Paytm Mall says that it has been interacting with offline retailers to understand competition from online retailers and challenges that come with it. Based on the feedback, it has introduced a ‘Retailer Inclusion Programme’ with the vision to support and empower these shopkeepers to challenge large monolithic online retailers.
Under this programme, the company will invest $5 million and has set up a dedicated team of 500 personnel to address the unique needs of these retailers.
This team acts as a direct link between the company and its partner retailers, who meet them on a regular basis to receive their feedback, understand their challenges and offer necessary support for their growth. They are also conducting ‘choupal’ and acting as an active partner in their development.
According to a statement by the company, this technology allows shopkeepers generate additional sales through the Paytm Mall platform to increase their business. Paytm claims that it is also playing a critical role in the lives of these retail partners, helping them to enhance their retail potential.
“India does not need one large e-retailer, it needs millions of e-retailers. We invite shopkeepers and brands looking to build technology-integrated businesses to partner with us. We will continue engaging with our partnered retailers to build our inclusion programme and enhance their businesses.
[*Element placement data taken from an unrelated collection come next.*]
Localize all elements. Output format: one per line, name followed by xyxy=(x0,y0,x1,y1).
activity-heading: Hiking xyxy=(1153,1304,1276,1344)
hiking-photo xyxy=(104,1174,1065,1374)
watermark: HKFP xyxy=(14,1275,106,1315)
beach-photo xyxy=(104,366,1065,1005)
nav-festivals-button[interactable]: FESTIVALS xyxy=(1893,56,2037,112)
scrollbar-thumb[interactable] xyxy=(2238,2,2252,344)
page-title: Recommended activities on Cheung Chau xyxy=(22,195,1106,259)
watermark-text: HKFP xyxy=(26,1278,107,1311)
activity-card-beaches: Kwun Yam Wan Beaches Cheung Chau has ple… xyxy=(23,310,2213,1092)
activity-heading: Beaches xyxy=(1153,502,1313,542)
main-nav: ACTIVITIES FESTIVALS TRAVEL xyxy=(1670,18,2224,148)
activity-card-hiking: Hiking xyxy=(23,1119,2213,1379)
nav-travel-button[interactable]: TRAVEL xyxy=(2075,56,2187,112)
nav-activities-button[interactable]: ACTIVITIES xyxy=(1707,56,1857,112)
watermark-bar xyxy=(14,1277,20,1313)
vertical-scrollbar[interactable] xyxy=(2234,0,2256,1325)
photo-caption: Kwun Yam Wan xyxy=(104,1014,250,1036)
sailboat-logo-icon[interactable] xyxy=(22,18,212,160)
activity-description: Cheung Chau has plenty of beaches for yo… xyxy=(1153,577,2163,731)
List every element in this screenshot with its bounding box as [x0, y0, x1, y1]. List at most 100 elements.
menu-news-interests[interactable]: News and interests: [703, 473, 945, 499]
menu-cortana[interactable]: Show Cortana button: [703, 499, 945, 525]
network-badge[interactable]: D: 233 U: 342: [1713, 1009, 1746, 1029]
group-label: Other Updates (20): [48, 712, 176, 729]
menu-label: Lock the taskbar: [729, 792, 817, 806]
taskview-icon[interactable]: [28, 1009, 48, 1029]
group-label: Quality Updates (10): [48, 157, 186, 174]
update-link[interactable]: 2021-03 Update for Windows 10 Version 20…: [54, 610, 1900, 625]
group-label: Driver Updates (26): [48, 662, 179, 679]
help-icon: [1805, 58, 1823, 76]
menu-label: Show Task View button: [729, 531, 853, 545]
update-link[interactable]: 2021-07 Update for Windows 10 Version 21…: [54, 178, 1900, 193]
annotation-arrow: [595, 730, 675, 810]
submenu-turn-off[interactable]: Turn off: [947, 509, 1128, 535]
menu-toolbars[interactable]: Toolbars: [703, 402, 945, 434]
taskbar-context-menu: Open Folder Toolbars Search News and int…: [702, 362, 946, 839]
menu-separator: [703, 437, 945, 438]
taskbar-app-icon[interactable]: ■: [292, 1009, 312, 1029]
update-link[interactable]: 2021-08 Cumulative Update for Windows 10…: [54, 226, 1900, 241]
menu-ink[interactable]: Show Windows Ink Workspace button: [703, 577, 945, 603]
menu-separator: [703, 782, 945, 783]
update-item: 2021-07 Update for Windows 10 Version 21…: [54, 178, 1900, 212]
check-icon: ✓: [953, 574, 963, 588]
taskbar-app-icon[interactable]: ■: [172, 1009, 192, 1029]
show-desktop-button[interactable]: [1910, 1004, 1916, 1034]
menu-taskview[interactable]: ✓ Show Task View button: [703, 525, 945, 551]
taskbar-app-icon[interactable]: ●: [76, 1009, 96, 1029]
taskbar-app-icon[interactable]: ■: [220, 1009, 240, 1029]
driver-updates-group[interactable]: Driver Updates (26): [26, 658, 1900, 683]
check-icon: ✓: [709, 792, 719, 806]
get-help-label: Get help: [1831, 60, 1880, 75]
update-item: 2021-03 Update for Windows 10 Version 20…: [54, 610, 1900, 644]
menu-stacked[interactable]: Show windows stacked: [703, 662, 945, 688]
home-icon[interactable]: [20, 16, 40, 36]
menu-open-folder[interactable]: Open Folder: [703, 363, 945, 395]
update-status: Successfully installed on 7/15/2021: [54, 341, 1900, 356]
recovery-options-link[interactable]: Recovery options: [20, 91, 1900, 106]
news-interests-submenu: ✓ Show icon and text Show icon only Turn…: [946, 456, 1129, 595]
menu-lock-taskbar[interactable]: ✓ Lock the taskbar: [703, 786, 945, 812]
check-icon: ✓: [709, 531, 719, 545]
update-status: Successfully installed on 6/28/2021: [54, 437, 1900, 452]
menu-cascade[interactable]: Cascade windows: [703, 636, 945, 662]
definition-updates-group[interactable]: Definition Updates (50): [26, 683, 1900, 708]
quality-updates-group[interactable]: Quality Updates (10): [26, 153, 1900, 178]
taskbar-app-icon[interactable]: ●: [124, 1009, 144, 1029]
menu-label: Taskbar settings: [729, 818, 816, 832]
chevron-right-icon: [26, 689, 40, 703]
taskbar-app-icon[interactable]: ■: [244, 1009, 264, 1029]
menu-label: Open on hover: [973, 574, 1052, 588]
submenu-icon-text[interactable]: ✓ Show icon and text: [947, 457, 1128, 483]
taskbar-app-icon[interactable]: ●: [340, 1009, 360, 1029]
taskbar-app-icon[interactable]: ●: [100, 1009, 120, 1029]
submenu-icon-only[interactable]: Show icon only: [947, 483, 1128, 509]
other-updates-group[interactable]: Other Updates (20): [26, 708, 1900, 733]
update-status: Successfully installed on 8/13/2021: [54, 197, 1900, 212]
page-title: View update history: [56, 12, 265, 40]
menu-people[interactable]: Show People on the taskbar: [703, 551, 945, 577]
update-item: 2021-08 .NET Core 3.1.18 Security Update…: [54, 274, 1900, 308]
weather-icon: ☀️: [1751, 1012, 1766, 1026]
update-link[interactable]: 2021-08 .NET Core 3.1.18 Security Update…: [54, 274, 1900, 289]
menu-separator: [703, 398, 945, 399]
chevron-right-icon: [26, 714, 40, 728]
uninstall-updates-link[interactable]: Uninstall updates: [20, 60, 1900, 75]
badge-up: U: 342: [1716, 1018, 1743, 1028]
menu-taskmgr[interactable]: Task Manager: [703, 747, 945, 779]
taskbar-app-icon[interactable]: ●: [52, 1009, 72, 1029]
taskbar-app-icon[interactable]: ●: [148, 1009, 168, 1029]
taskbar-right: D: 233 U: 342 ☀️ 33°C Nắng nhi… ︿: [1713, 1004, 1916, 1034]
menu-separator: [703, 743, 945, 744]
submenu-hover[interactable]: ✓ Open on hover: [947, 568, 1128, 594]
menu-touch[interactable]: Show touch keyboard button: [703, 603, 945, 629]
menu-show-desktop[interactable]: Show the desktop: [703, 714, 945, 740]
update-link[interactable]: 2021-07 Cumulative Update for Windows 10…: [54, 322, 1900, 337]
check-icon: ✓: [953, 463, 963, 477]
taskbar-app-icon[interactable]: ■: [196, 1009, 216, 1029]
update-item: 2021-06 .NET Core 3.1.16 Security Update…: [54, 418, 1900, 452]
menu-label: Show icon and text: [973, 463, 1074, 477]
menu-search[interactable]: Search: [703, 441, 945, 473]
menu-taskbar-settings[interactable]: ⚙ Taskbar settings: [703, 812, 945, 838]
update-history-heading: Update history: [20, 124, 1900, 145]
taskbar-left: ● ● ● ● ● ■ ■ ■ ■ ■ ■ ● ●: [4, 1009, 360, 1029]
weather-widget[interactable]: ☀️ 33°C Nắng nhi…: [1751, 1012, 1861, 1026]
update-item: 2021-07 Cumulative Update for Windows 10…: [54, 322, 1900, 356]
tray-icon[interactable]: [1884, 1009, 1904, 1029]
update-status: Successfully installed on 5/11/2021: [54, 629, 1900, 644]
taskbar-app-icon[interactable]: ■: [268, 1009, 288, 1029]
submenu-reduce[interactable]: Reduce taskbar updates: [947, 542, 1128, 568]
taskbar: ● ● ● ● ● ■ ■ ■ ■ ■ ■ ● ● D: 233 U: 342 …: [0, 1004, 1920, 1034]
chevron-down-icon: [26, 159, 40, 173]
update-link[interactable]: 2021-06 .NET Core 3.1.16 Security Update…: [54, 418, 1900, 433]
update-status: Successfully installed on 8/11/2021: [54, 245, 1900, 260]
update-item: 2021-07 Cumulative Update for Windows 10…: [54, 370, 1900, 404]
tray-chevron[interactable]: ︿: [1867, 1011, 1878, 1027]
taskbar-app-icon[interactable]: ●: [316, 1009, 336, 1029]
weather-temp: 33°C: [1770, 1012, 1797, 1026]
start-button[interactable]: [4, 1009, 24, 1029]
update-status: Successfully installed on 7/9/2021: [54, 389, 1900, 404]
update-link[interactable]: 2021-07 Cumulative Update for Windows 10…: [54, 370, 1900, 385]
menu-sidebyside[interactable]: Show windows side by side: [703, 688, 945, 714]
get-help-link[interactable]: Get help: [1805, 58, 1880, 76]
This will create new jobs and further support our nation,” says Amit Sinha, COO, Paytm Mall said.
Paytm Mall has been working with shopkeepers to digitize their catalogues and opening their stores on its malls. This also makes their shops QR Code-enabled.
It has also extended logistics support and GST training to equip these retailers for the current business landscape.
The company says that it will also facilitate access to working capital loans, a major pain-point for every small retailer and play a critical role in their growth plans.